I centri maggiormente investiti dal rastrellamento furono quelli di Gragnola, Monzone Alto, Equi Terme, Corsano, Lorano, Tenerano, Gallogna, Campiglione, Viano, Vezzanello, Cecina, Terma, Posterla, Colla.

Nella frazione di Gragnola, punto nodale della manovra di accerchiamento operata dalle truppe, avvenne la prima strage: nove uomini vennero fucilati nei pressi del paese, a seguito di un breve scontro, senza perdite, tra partigiani e nazifascisti.

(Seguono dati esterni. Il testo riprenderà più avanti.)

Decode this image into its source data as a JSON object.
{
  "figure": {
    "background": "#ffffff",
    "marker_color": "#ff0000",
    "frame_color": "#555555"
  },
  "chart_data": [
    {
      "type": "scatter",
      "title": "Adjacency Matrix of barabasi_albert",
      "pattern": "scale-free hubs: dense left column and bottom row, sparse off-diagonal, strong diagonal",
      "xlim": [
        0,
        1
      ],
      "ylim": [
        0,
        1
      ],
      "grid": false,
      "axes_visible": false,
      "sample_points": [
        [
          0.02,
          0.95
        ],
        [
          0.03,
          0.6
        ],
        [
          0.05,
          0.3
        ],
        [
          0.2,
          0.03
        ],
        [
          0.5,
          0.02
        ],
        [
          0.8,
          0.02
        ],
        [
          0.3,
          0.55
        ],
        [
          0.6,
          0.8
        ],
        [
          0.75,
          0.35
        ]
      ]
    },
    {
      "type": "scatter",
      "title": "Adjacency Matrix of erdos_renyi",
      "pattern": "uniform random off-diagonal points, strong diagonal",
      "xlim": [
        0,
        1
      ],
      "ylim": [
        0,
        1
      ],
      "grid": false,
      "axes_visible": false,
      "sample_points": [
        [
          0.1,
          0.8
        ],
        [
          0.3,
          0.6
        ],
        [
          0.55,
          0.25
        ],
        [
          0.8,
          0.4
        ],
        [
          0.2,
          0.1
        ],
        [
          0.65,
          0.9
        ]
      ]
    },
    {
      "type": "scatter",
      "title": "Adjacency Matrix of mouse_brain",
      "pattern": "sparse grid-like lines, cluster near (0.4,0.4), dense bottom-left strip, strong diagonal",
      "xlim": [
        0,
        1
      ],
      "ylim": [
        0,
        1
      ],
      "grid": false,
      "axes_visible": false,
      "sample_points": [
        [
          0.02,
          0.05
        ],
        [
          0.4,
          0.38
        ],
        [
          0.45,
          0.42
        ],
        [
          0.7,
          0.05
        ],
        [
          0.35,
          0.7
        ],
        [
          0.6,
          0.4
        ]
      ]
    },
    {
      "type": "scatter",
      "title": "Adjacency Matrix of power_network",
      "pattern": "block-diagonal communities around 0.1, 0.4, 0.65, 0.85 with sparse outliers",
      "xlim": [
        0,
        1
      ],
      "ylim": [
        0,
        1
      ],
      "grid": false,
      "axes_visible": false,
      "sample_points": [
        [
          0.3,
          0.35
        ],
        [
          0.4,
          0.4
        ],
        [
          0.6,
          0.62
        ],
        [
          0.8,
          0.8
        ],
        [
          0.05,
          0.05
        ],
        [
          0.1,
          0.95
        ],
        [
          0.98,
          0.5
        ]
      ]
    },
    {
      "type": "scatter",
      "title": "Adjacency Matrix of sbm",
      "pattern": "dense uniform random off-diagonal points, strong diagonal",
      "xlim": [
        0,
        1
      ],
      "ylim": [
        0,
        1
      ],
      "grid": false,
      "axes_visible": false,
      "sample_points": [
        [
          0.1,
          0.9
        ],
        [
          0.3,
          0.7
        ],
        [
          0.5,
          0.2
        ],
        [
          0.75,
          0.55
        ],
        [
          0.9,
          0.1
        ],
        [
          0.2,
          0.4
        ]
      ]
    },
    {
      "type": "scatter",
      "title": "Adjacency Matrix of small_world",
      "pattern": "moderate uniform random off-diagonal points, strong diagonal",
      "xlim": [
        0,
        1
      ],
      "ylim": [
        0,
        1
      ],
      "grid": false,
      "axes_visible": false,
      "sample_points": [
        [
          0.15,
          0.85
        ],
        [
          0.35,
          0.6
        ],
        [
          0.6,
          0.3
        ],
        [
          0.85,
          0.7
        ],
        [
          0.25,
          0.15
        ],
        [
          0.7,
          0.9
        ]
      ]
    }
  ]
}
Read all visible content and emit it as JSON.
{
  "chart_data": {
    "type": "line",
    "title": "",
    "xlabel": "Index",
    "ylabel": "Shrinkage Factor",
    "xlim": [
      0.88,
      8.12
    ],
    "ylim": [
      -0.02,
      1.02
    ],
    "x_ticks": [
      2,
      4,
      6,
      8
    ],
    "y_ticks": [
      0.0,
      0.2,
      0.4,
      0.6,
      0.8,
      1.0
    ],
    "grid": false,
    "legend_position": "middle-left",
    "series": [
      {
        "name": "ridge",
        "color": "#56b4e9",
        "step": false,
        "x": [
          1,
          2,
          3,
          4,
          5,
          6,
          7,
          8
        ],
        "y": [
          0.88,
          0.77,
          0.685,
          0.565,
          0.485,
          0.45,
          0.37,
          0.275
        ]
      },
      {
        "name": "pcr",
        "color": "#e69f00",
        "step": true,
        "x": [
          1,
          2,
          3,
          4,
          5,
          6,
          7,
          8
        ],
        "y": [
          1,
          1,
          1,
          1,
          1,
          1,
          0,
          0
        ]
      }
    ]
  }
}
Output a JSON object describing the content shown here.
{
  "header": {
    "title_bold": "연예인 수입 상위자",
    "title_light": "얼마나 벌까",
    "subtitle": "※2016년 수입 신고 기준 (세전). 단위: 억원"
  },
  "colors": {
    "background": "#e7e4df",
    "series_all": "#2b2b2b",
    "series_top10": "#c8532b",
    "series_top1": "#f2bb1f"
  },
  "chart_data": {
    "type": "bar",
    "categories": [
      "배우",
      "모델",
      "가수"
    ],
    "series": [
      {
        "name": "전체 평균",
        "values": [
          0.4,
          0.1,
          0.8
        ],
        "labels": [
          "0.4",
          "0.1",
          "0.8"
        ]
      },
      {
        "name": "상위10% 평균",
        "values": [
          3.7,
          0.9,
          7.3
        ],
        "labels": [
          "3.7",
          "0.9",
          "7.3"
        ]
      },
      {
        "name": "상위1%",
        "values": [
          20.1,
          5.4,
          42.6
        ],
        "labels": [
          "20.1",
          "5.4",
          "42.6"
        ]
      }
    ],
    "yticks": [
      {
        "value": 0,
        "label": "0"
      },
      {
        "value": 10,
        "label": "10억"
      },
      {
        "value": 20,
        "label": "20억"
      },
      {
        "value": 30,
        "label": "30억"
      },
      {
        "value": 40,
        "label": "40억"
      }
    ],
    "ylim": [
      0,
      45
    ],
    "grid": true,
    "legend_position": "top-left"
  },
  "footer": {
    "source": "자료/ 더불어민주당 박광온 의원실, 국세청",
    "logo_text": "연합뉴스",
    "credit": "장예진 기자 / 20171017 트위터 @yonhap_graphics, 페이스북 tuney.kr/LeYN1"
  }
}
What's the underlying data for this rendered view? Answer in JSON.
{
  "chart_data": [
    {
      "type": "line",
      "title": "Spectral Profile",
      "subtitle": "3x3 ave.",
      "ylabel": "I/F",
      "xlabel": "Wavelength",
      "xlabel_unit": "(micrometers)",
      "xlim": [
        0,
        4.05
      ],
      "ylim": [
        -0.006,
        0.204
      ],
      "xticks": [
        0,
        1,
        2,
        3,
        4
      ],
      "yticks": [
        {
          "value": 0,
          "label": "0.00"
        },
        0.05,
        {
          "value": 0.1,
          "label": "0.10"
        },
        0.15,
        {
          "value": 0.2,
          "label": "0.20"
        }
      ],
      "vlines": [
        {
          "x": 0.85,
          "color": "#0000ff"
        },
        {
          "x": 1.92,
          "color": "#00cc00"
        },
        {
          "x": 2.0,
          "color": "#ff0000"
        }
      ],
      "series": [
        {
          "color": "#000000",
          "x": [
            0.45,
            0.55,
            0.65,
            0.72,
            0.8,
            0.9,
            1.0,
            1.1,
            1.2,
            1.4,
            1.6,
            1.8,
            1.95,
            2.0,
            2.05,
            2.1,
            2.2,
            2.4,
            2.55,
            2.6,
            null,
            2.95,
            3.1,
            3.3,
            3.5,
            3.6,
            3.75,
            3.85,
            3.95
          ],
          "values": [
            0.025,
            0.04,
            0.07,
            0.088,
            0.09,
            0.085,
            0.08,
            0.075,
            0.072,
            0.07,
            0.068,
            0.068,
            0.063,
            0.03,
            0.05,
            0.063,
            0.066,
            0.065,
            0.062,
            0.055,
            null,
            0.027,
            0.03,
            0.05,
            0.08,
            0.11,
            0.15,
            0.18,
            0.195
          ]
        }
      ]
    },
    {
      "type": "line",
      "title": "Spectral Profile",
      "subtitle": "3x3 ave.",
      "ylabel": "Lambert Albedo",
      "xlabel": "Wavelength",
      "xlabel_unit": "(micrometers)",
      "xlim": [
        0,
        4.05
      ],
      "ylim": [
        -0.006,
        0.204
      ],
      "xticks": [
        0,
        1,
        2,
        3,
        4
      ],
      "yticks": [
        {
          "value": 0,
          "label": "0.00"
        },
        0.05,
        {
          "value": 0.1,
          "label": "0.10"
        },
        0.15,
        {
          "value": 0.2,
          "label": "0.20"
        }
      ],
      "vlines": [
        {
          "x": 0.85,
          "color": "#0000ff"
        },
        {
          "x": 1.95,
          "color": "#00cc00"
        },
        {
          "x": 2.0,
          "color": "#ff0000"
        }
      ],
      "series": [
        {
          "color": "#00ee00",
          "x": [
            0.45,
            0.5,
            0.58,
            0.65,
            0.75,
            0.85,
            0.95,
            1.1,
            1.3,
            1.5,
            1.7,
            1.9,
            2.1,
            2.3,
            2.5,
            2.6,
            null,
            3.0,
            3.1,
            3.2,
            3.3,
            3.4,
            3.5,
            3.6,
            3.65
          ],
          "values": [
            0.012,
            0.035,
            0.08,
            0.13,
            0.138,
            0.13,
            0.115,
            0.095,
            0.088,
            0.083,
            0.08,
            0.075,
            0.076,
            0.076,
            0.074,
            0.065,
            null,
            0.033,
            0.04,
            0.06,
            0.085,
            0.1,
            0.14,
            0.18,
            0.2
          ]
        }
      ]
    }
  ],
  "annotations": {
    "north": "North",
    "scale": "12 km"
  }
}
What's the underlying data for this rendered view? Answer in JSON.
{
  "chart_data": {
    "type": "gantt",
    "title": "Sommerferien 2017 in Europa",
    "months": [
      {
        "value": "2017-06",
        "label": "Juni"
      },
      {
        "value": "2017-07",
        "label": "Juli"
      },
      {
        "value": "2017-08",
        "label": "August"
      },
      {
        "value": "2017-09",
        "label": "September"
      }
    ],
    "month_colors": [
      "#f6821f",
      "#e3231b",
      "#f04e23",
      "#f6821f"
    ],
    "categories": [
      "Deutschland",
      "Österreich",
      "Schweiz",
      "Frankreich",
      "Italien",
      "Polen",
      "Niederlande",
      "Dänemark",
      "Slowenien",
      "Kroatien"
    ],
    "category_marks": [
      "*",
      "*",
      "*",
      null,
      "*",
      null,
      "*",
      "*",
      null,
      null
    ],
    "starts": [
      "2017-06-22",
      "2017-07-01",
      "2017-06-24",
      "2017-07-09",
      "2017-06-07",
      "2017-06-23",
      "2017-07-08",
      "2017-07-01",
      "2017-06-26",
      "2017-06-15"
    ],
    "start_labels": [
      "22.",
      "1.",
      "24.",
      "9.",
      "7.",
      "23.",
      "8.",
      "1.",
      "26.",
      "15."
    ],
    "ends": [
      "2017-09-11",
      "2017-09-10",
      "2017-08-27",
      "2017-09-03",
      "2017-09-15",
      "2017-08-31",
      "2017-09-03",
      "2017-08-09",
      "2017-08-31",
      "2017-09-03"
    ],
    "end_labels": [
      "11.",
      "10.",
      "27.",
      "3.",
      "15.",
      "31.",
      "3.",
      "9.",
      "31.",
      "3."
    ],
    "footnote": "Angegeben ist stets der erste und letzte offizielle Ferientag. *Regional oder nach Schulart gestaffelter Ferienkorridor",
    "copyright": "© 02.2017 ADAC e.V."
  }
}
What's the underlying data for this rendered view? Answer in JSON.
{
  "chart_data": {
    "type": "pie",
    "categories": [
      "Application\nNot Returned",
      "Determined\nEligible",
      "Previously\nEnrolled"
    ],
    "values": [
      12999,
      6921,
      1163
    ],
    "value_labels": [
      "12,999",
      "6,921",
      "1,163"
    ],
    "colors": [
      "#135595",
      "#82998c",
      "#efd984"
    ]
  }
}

Il massacro toccò il proprio apice a Vinca: punto di convergenza di più direttrici di attacco il paese fu raggiunto una prima volta nel pomeriggio del 24 agosto dalla 1° Compagnia del 16° Battaglione Esplorante guidata dal tenente Segebrecht. Occupato il centro il giorno successivo lo stesso Reder rinforzato dalla 2°e 3° compagnia e da un

plotone di brigatisti neri si dedicò all’annientamento definitivo di ogni forma di vita esistente nella vallata. I suoi reparti setacciano scrupolosamente la valle di Vinca stanarono i residenti nascosti nelle grotte e nei boschi ed eliminarono con lanciafiamme mitragliatrici e granate decine e decine di persone.